宣言通り、私たちの間にいるミケさんを退かすこともなく本当に一緒に寝るだけ。
ここ最近では珍しいことだ。
何せ私、邪城を越えて来たもので。
「おやすみー。」
「…ん。」
てかてか。
こんな可愛いおーちゃんの寝顔なんて、もの凄い破壊力なのではないだろうか。
…ちょっと見たい。
「何やそのウキウキした顔。」
「気にしないでー。」
「…邪はどっちや。」
「え!?寝顔見たいのって邪なの!?」
口を滑らせた私に顔を顰めて、背中を向けてしまったおーちゃん。
「ごめんー。見ない見ない。」
「信じられへん。
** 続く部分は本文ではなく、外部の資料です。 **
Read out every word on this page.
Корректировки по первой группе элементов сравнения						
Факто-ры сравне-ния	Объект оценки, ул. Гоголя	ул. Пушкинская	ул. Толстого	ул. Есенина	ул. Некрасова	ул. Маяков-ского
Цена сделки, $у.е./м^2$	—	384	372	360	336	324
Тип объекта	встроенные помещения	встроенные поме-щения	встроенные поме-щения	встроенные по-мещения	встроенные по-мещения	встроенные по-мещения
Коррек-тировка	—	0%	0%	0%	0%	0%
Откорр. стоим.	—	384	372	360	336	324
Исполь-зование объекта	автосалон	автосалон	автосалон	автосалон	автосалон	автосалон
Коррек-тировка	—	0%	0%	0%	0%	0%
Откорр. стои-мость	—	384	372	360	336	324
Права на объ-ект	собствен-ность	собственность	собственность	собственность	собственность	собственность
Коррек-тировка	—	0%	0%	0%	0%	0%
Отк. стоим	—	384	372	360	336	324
」
「怒んないでよー。」
「知らん。」
お子様だなー。
カイが父親目線で目を掛けている気持ちが私にも分かる気がする。
「あ、そうや。双剣のこと話そう思て忘れとった。」
「何?」
「剣は替えられへんって言うてたやろ。同じ剣をそのまま重さだけ取る方法ならあるで。」
…何その方法っ!?
驚いて思わず私がガバッと起き上がったせいで、間にいてくれていたミケさんが逃げ出してしまう。
「み、ミケさんごめんっ!」
「ちょっと遠い鍛冶屋…っていうてもお嬢にとっては母国やな。」
「行きたいっ!」
アレンデールにそんな腕の良い職人がいたんだ。
やっぱり私は、そんな国の姫をやっていても何にも知らないのだと情けなくなる。
「ほなまたカイにも話しとくわ。」
「ありがとー!」
「アホ!寄るなっ!」
「あ、ごめん。」
勢い余っておーちゃんに突進してしまったけど、寄るなと怒られてまた離れる。
だって、嬉しすぎる。
これで私はまた少しは力を得られるだろう。